What will be the best way to use the Dual SIM for travel?
1) Get your primary phone plan on the embedded SIM and leave the real SIM tray available for local travel sims?
2) Keep your primary number on a physical SIM and dynamically subscribe to different carriers while traveling on the embedded SIM?
I guess it kind of depends on how many carriers will offer easy to subscribe to short term plans on the embedded SIM. Option 1 would give access to all international carriers, but would require a visit to a local store to set up a plan. Option 2 could be the easiest, but may have limited (or no) local carriers and plans might be more expensive than the real SIM options. Any ideas how this will shake out?
In my case, I travel quite often to various parts of the world. To the UK for work but also other countries in the EU, Asia, S. America etc for personal travel. I have a Three UK SIM that I keep active (since before tmo's free roaming) and have it on my 2nd phone. I hate having to carry 2 phones.
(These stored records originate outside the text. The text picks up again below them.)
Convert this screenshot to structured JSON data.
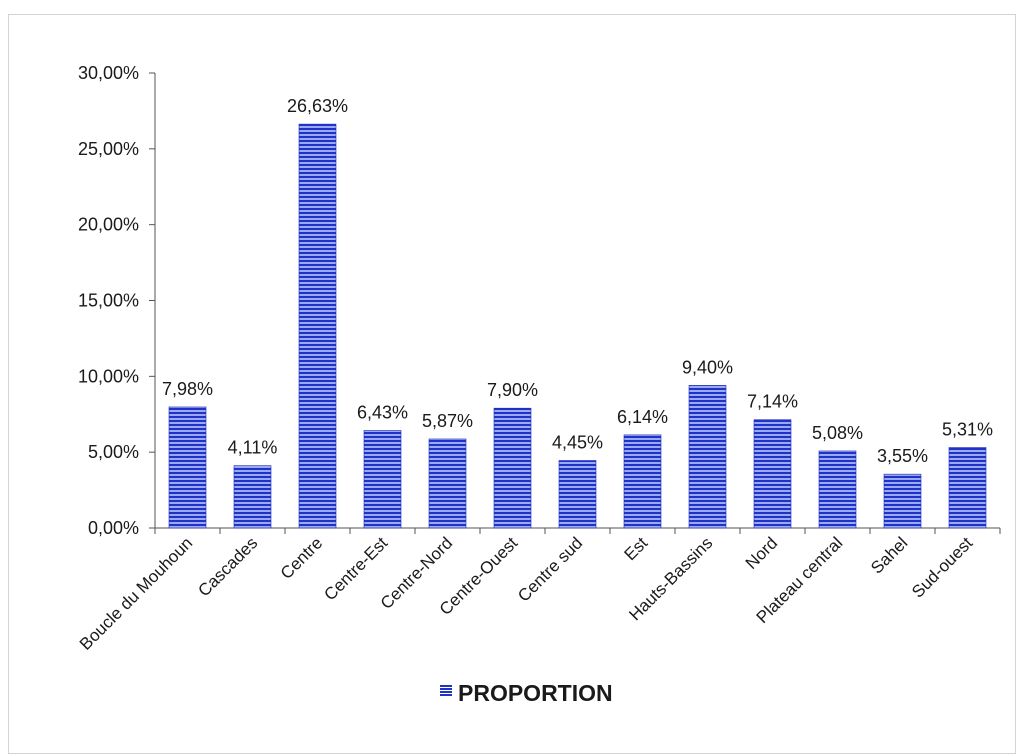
{
  "chart_data": {
    "type": "bar",
    "categories": [
      "Boucle du Mouhoun",
      "Cascades",
      "Centre",
      "Centre-Est",
      "Centre-Nord",
      "Centre-Ouest",
      "Centre sud",
      "Est",
      "Hauts-Bassins",
      "Nord",
      "Plateau central",
      "Sahel",
      "Sud-ouest"
    ],
    "series": [
      {
        "name": "PROPORTION",
        "values": [
          7.98,
          4.11,
          26.63,
          6.43,
          5.87,
          7.9,
          4.45,
          6.14,
          9.4,
          7.14,
          5.08,
          3.55,
          5.31
        ],
        "data_labels": [
          "7,98%",
          "4,11%",
          "26,63%",
          "6,43%",
          "5,87%",
          "7,90%",
          "4,45%",
          "6,14%",
          "9,40%",
          "7,14%",
          "5,08%",
          "3,55%",
          "5,31%"
        ],
        "color": "#2a3fd6"
      }
    ],
    "ylim": [
      0,
      30
    ],
    "yticks": [
      0,
      5,
      10,
      15,
      20,
      25,
      30
    ],
    "ytick_labels": [
      "0,00%",
      "5,00%",
      "10,00%",
      "15,00%",
      "20,00%",
      "25,00%",
      "30,00%"
    ],
    "title": "",
    "xlabel": "",
    "ylabel": "",
    "grid": false,
    "legend_position": "bottom"
  }
}
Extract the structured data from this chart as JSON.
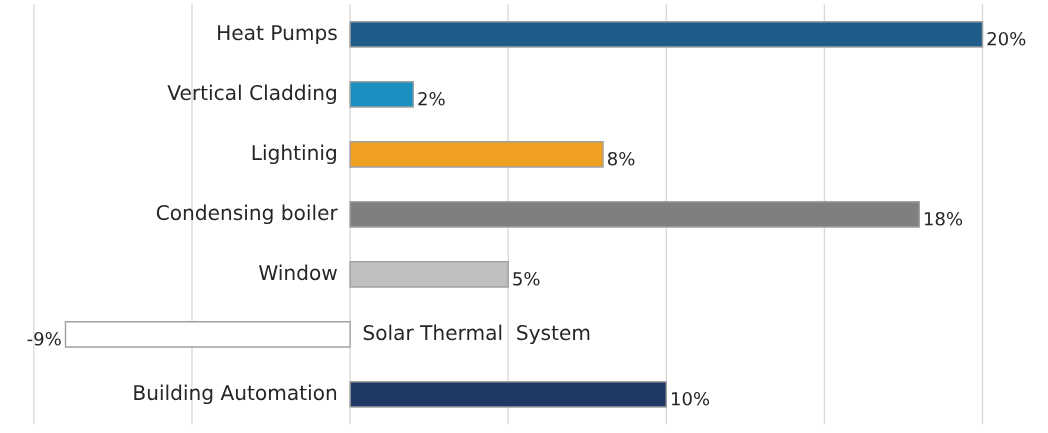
{
  "chart_data": {
    "type": "bar",
    "orientation": "horizontal",
    "categories": [
      "Heat Pumps",
      "Vertical Cladding",
      "Lightinig",
      "Condensing boiler",
      "Window",
      "Solar Thermal  System",
      "Building Automation"
    ],
    "values": [
      20,
      2,
      8,
      18,
      5,
      -9,
      10
    ],
    "value_labels": [
      "20%",
      "2%",
      "8%",
      "18%",
      "5%",
      "-9%",
      "10%"
    ],
    "colors": [
      "#1f5c8a",
      "#1a8fc0",
      "#f0a020",
      "#7f7f7f",
      "#bfbfbf",
      "#ffffff",
      "#1f3864"
    ],
    "xticks": [
      {
        "value": -10,
        "label": null
      },
      {
        "value": -5,
        "label": null
      },
      {
        "value": 0,
        "label": null
      },
      {
        "value": 5,
        "label": null
      },
      {
        "value": 10,
        "label": null
      },
      {
        "value": 15,
        "label": null
      },
      {
        "value": 20,
        "label": null
      }
    ],
    "grid": "x"
  }
}
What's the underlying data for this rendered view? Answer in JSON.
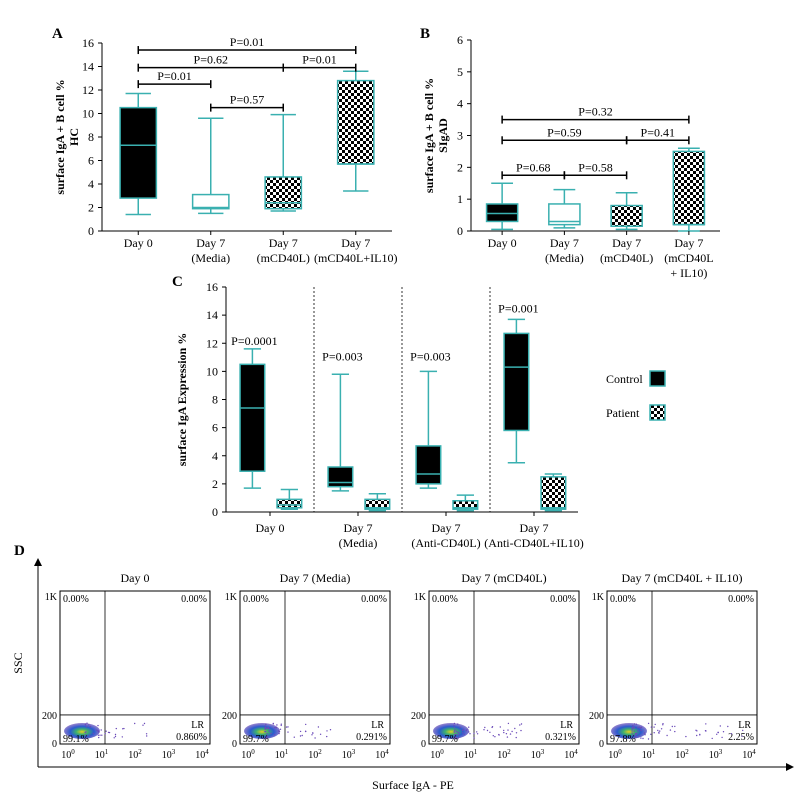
{
  "colors": {
    "teal": "#3ab0b0",
    "box_dark": "#000000",
    "checker_dark": "#000000",
    "checker_light": "#ffffff"
  },
  "chart_data": [
    {
      "panel": "A",
      "type": "box",
      "ylabel_line1": "surface IgA + B cell %",
      "ylabel_line2": "HC",
      "ylim": [
        0,
        16
      ],
      "yticks": [
        "0",
        "2",
        "4",
        "6",
        "8",
        "10",
        "12",
        "14",
        "16"
      ],
      "categories": [
        {
          "line1": "Day 0",
          "line2": ""
        },
        {
          "line1": "Day 7",
          "line2": "(Media)"
        },
        {
          "line1": "Day 7",
          "line2": "(mCD40L)"
        },
        {
          "line1": "Day 7",
          "line2": "(mCD40L+IL10)"
        }
      ],
      "boxes": [
        {
          "fill": "solid",
          "min": 1.4,
          "q1": 2.8,
          "median": 7.3,
          "q3": 10.5,
          "max": 11.7
        },
        {
          "fill": "white",
          "min": 1.5,
          "q1": 1.9,
          "median": 2.0,
          "q3": 3.1,
          "max": 9.6
        },
        {
          "fill": "checker",
          "min": 1.7,
          "q1": 1.9,
          "median": 2.4,
          "q3": 4.6,
          "max": 9.9
        },
        {
          "fill": "checker",
          "min": 3.4,
          "q1": 5.7,
          "median": 5.7,
          "q3": 12.8,
          "max": 13.6
        }
      ],
      "annotations": [
        {
          "from": 0,
          "to": 3,
          "level": 15.4,
          "text": "P=0.01"
        },
        {
          "from": 0,
          "to": 2,
          "level": 13.9,
          "text": "P=0.62"
        },
        {
          "from": 2,
          "to": 3,
          "level": 13.9,
          "text": "P=0.01"
        },
        {
          "from": 0,
          "to": 1,
          "level": 12.5,
          "text": "P=0.01"
        },
        {
          "from": 1,
          "to": 2,
          "level": 10.5,
          "text": "P=0.57"
        }
      ]
    },
    {
      "panel": "B",
      "type": "box",
      "ylabel_line1": "surface IgA + B cell %",
      "ylabel_line2": "SIgAD",
      "ylim": [
        0,
        6
      ],
      "yticks": [
        "0",
        "1",
        "2",
        "3",
        "4",
        "5",
        "6"
      ],
      "categories": [
        {
          "line1": "Day 0",
          "line2": "",
          "line3": ""
        },
        {
          "line1": "Day 7",
          "line2": "(Media)",
          "line3": ""
        },
        {
          "line1": "Day 7",
          "line2": "(mCD40L)",
          "line3": ""
        },
        {
          "line1": "Day 7",
          "line2": "(mCD40L",
          "line3": "+ IL10)"
        }
      ],
      "boxes": [
        {
          "fill": "solid",
          "min": 0.05,
          "q1": 0.3,
          "median": 0.55,
          "q3": 0.85,
          "max": 1.5
        },
        {
          "fill": "white",
          "min": 0.1,
          "q1": 0.2,
          "median": 0.3,
          "q3": 0.85,
          "max": 1.3
        },
        {
          "fill": "checker",
          "min": 0.05,
          "q1": 0.15,
          "median": 0.15,
          "q3": 0.8,
          "max": 1.2
        },
        {
          "fill": "checker",
          "min": 0.0,
          "q1": 0.2,
          "median": 0.2,
          "q3": 2.5,
          "max": 2.6
        }
      ],
      "annotations": [
        {
          "from": 0,
          "to": 3,
          "level": 3.5,
          "text": "P=0.32"
        },
        {
          "from": 0,
          "to": 2,
          "level": 2.85,
          "text": "P=0.59"
        },
        {
          "from": 2,
          "to": 3,
          "level": 2.85,
          "text": "P=0.41"
        },
        {
          "from": 0,
          "to": 1,
          "level": 1.75,
          "text": "P=0.68"
        },
        {
          "from": 1,
          "to": 2,
          "level": 1.75,
          "text": "P=0.58"
        }
      ]
    },
    {
      "panel": "C",
      "type": "box",
      "ylabel": "surface IgA Expression %",
      "ylim": [
        0,
        16
      ],
      "yticks": [
        "0",
        "2",
        "4",
        "6",
        "8",
        "10",
        "12",
        "14",
        "16"
      ],
      "groups": [
        {
          "line1": "Day 0",
          "line2": "",
          "pvalue": "P=0.0001",
          "p_level": 11.6,
          "control": {
            "min": 1.7,
            "q1": 2.9,
            "median": 7.4,
            "q3": 10.5,
            "max": 11.6
          },
          "patient": {
            "min": 0.2,
            "q1": 0.3,
            "median": 0.5,
            "q3": 0.9,
            "max": 1.6
          }
        },
        {
          "line1": "Day 7",
          "line2": "(Media)",
          "pvalue": "P=0.003",
          "p_level": 10.5,
          "control": {
            "min": 1.5,
            "q1": 1.8,
            "median": 2.1,
            "q3": 3.2,
            "max": 9.8
          },
          "patient": {
            "min": 0.1,
            "q1": 0.2,
            "median": 0.3,
            "q3": 0.9,
            "max": 1.3
          }
        },
        {
          "line1": "Day 7",
          "line2": "(Anti-CD40L)",
          "pvalue": "P=0.003",
          "p_level": 10.5,
          "control": {
            "min": 1.7,
            "q1": 2.0,
            "median": 2.7,
            "q3": 4.7,
            "max": 10.0
          },
          "patient": {
            "min": 0.1,
            "q1": 0.2,
            "median": 0.3,
            "q3": 0.8,
            "max": 1.2
          }
        },
        {
          "line1": "Day 7",
          "line2": "(Anti-CD40L+IL10)",
          "pvalue": "P=0.001",
          "p_level": 13.9,
          "control": {
            "min": 3.5,
            "q1": 5.8,
            "median": 10.3,
            "q3": 12.7,
            "max": 13.7
          },
          "patient": {
            "min": 0.1,
            "q1": 0.2,
            "median": 0.3,
            "q3": 2.5,
            "max": 2.7
          }
        }
      ],
      "legend": [
        {
          "label": "Control",
          "fill": "solid"
        },
        {
          "label": "Patient",
          "fill": "checker"
        }
      ]
    },
    {
      "panel": "D",
      "type": "scatter",
      "ylabel": "SSC",
      "xlabel": "Surface IgA - PE",
      "ytick_labels": [
        "0",
        "200",
        "1K"
      ],
      "ytick_values": [
        0,
        200,
        1000
      ],
      "xtick_bases": [
        "10",
        "10",
        "10",
        "10",
        "10"
      ],
      "xtick_exps": [
        "0",
        "1",
        "2",
        "3",
        "4"
      ],
      "plots": [
        {
          "title": "Day 0",
          "ul": "0.00%",
          "ur": "0.00%",
          "ll": "99.1%",
          "lr_label": "LR",
          "lr": "0.860%"
        },
        {
          "title": "Day 7 (Media)",
          "ul": "0.00%",
          "ur": "0.00%",
          "ll": "99.7%",
          "lr_label": "LR",
          "lr": "0.291%"
        },
        {
          "title": "Day 7 (mCD40L)",
          "ul": "0.00%",
          "ur": "0.00%",
          "ll": "99.7%",
          "lr_label": "LR",
          "lr": "0.321%"
        },
        {
          "title": "Day 7 (mCD40L + IL10)",
          "ul": "0.00%",
          "ur": "0.00%",
          "ll": "97.8%",
          "lr_label": "LR",
          "lr": "2.25%"
        }
      ]
    }
  ],
  "panel_letters": {
    "a": "A",
    "b": "B",
    "c": "C",
    "d": "D"
  }
}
So I will use the eSIM with my main number under TMobile since they support it and the physical SIM for when I travel. Three does not support eSIMs and it is not yet wide spread. Only EE in the UK supports it.
Both TMO and Three have international roaming included in their plans so for the most part, I'm safe there. Being able to keep my US # active is important since that is the main way friends & family contact me. In the UK, TMO data roaming is slow, but fine. So I still top up the Three SIM for fast data when overseas since it is relatively cheap - currently I swap the SIM out between phones depending on the country I'm in. Cheaper phones calls in the UK this way also.
So if your main carrier supports eSIM, use it. When traveling, it's really easy to pick up a SIM and pop it in. Except France. Why do you need my passport, France??
If you don't really travel often or only to places that support the eSIM and don't need to keep the number, eSIM should be easy to activate if it works the same way the Apple SIMs in iPad do (I'm assuming this was part of their testing for eSIM compatibility).
Did any of this make sense to anyone other than me?